Blood cell formation, the process by which stem cells perpetuate streams of differentiated cells, is characterized by very different flows, depending on whether the ultimate font consists of transplanted stem cells or normal, unperturbed stem cells. Transplanted stem cells, it is well known, may give rise to all the cell types of the blood, even though very few of the transplanted stem cells—a tiny pool of long-term hematopoietic stem cells—sustain the upwelling. In normal hematopoiesis, by contrast, the springs are more numerous, the cascades more varied.
To study how stem cells mature into blood cells under normal conditions in a living organism, scientists at the German Cancer Research Center worked with genetically modified mice. The scientists engineered mice to ensure that the animals’ blood stem cells expressing the gene Tie2 could be genetically labelled with a fluorescent protein. Those cells and all their descendants would then fluoresce regardless of whether or not they expressed Tie2, allowing cell lineages to be traced.
When the scientists turned on the marker in adult animals, it revealed that about one third of a mouse's hematopoietic stem cells—approximately 5,000 cells—produce differentiated progenitor cells.
This result appeared February 11 in Nature, in an article entitled, “Fundamental properties of unperturbed hematopoiesis from stem cells in vivo.” The article also noted that the time to approach equilibrium between labeled hematopoietic stem cells and their progeny is surprisingly long—longer even than the mouse’s lifetime. To deal with this complication, the authors resorted to mathematical modeling in their analysis.
The analysis showed that, surprisingly, under normal conditions, the replenishment of blood cells is not accomplished by the stem cells themselves. Instead, they are actually supplied by first progenitor cells that develop during the following differentiation step. These cells are able to regenerate themselves for a long time, though not quite as long as stem cells do. To make sure that the population of this cell type never runs out, blood stem cells must occasionally produce a couple of new first progenitors.

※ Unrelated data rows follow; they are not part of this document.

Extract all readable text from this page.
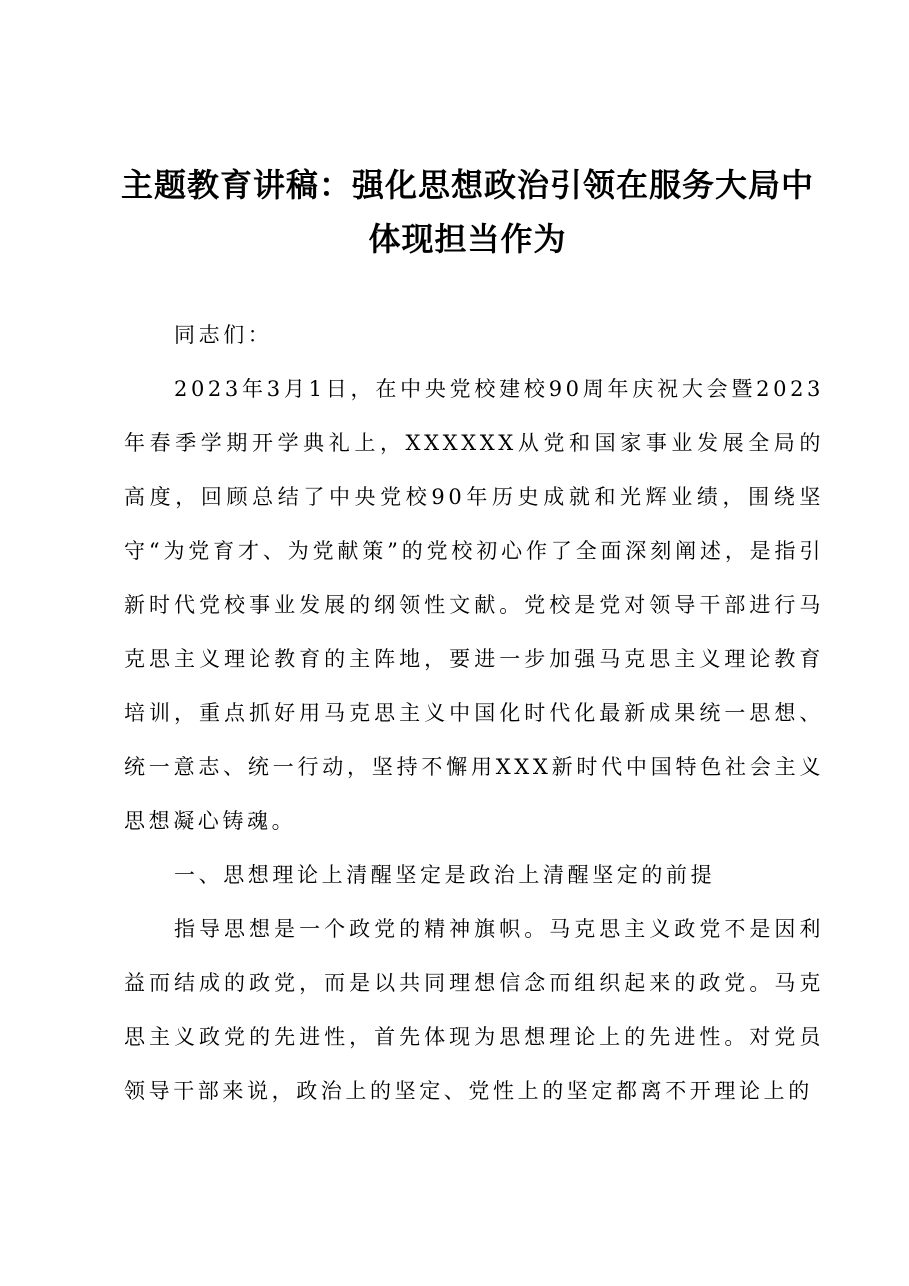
主题教育讲稿：强化思想政治引领在服务大局中
体现担当作为

同志们：

2023年3月1日，在中央党校建校90周年庆祝大会暨2023年春季学期开学典礼上，XXXXXX从党和国家事业发展全局的高度，回顾总结了中央党校90年历史成就和光辉业绩，围绕坚守“为党育才、为党献策”的党校初心作了全面深刻阐述，是指引新时代党校事业发展的纲领性文献。党校是党对领导干部进行马克思主义理论教育的主阵地，要进一步加强马克思主义理论教育培训，重点抓好用马克思主义中国化时代化最新成果统一思想、统一意志、统一行动，坚持不懈用XXX新时代中国特色社会主义思想凝心铸魂。

一、思想理论上清醒坚定是政治上清醒坚定的前提

指导思想是一个政党的精神旗帜。马克思主义政党不是因利益而结成的政党，而是以共同理想信念而组织起来的政党。马克思主义政党的先进性，首先体现为思想理论上的先进性。对党员领导干部来说，政治上的坚定、党性上的坚定都离不开理论上的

During embryonic development of mice, however, the situation is different: To build up the system, all mature blood and immune cells develop much more rapidly and almost completely from stem cells.

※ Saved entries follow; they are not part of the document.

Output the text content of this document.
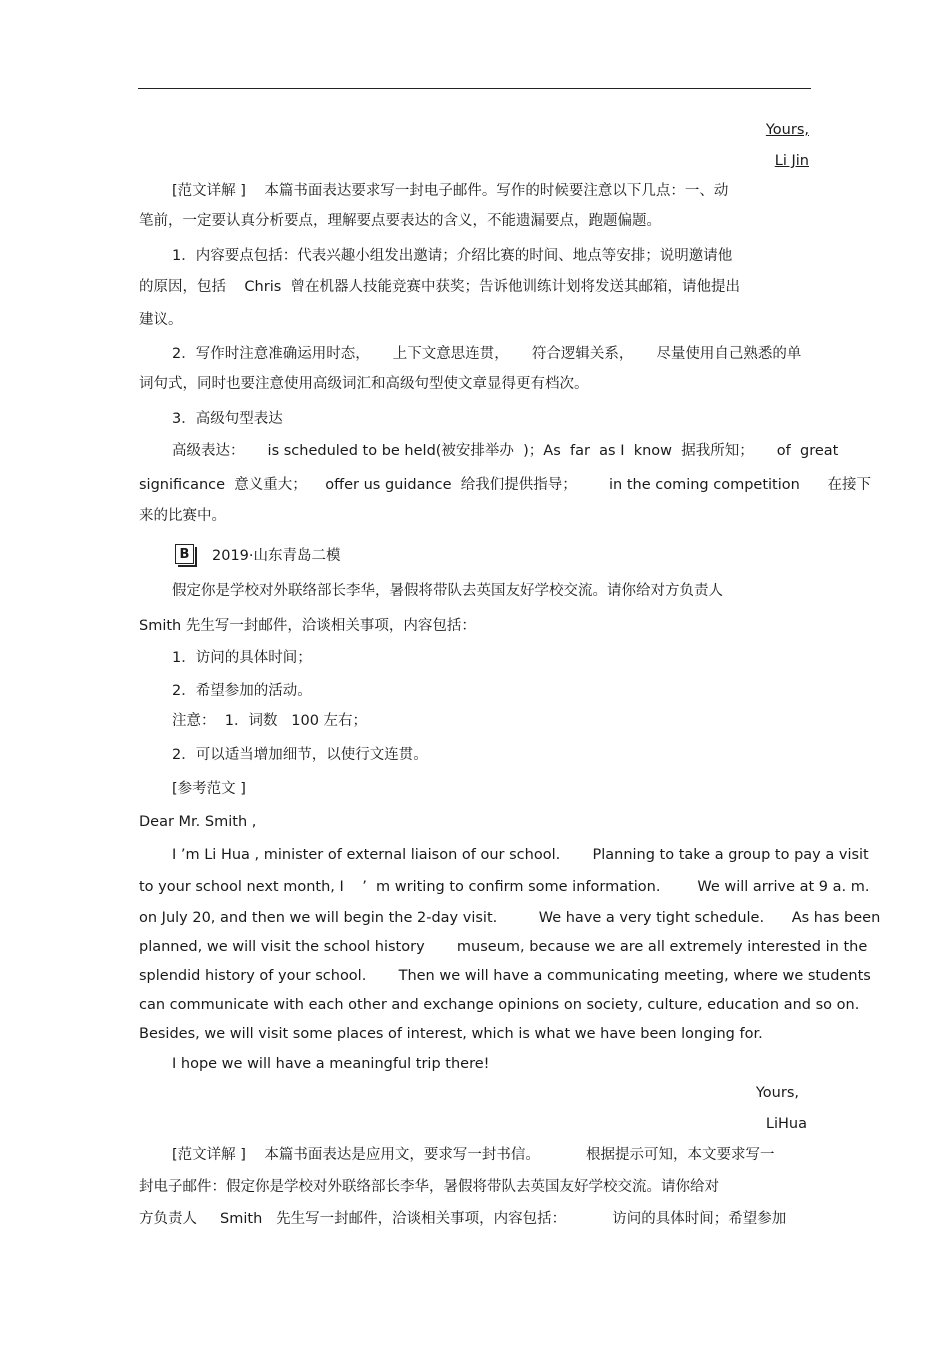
Yours,
Li Jin
[范文详解 ]    本篇书面表达要求写一封电子邮件。写作的时候要注意以下几点：一、动
笔前，一定要认真分析要点，理解要点要表达的含义，不能遗漏要点，跑题偏题。
1．内容要点包括：代表兴趣小组发出邀请；介绍比赛的时间、地点等安排；说明邀请他
的原因，包括    Chris  曾在机器人技能竞赛中获奖；告诉他训练计划将发送其邮箱，请他提出
建议。
2．写作时注意准确运用时态，     上下文意思连贯，     符合逻辑关系，     尽量使用自己熟悉的单
词句式，同时也要注意使用高级词汇和高级句型使文章显得更有档次。
3．高级句型表达
高级表达：     is scheduled to be held(被安排举办  )；As  far  as I  know  据我所知；     of  great
significance  意义重大；    offer us guidance  给我们提供指导；       in the coming competition      在接下
来的比赛中。
B	2019·山东青岛二模
假定你是学校对外联络部长李华，暑假将带队去英国友好学校交流。请你给对方负责人
Smith 先生写一封邮件，洽谈相关事项，内容包括：
1．访问的具体时间；
2．希望参加的活动。
注意：  1．词数   100 左右；
2．可以适当增加细节，以使行文连贯。
[参考范文 ]
Dear Mr. Smith ,
I ’m Li Hua , minister of external liaison of our school.       Planning to take a group to pay a visit
to your school next month, I    ’  m writing to confirm some information.        We will arrive at 9 a. m.
on July 20, and then we will begin the 2-day visit.         We have a very tight schedule.      As has been
planned, we will visit the school history       museum, because we are all extremely interested in the
splendid history of your school.       Then we will have a communicating meeting, where we students
can communicate with each other and exchange opinions on society, culture, education and so on.
Besides, we will visit some places of interest, which is what we have been longing for.
I hope we will have a meaningful trip there!
Yours,
LiHua
[范文详解 ]    本篇书面表达是应用文，要求写一封书信。          根据提示可知，本文要求写一
封电子邮件：假定你是学校对外联络部长李华，暑假将带队去英国友好学校交流。请你给对
方负责人     Smith   先生写一封邮件，洽谈相关事项，内容包括：          访问的具体时间；希望参加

The investigators were also able to accelerate this process in adult animals by artificially depleting their white blood cells. “In the adult mouse, 5-fluoruracil-induced leukopenia enhances the output of HSCs and of downstream compartments, thus accelerating hematopoietic flux,” wrote the investigators. “Label tracing also identifies a strong lineage bias in adult mice, with several-hundred-fold larger myeloid than lymphoid output, which is only marginally accentuated with age.”
In other words, blood stem cells increase the formation of first progenitor cells, which then immediately start supplying new, mature blood cells. In this process, several hundred times more cells of the so-called myeloid lineage (thrombocytes, erythrocytes, granulocytes, monocytes) form than long-lived lymphocytes (T cells, B cells, natural killer cells) do.

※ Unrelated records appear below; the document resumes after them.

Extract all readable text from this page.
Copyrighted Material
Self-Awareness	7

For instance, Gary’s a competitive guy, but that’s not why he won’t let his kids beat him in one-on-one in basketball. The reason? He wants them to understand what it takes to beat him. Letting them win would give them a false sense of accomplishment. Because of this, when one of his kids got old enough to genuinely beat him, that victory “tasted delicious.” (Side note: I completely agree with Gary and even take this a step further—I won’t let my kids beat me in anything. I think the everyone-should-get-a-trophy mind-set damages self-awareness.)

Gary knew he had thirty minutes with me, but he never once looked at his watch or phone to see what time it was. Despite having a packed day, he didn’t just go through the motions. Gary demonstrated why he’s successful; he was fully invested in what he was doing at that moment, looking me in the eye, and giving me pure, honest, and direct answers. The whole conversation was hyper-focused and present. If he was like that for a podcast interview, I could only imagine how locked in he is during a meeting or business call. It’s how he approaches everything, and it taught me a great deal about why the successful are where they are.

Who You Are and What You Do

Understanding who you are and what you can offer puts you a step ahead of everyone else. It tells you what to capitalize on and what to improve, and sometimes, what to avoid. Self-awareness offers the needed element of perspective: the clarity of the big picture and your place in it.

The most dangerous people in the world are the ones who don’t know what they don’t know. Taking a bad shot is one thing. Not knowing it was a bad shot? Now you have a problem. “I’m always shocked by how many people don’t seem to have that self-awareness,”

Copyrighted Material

“When we transplanted our labeled blood stem cells from the bone marrow into other mice, only a few stem cells were active in the recipients, and many stem cells were lost,” explained Professor Hans-Reimer Rodewald from the German Cancer Research Center. “Our new data therefore show that the findings obtained up until now using transplanted stem cells can surely not be reflective of normal hematopoiesis. On the contrary, transplantation is an exception [to the rule]. This shows how important it is that we actually follow hematopoiesis under normal conditions in a living organism.”
The authors of the Nature article concluded by noting that hematopoietic stem cell fate mapping and its linked modeling “provide a quantitative framework for studying in situ the regulation of hematopoiesis in health and disease.” The investigators plan to use their new model to investigate the impact of pathogenic challenges to blood formation. They anticipate that their method will also enable them to follow potential aging processes that occur in blood stem cells in detail as they occur naturally in a living organism.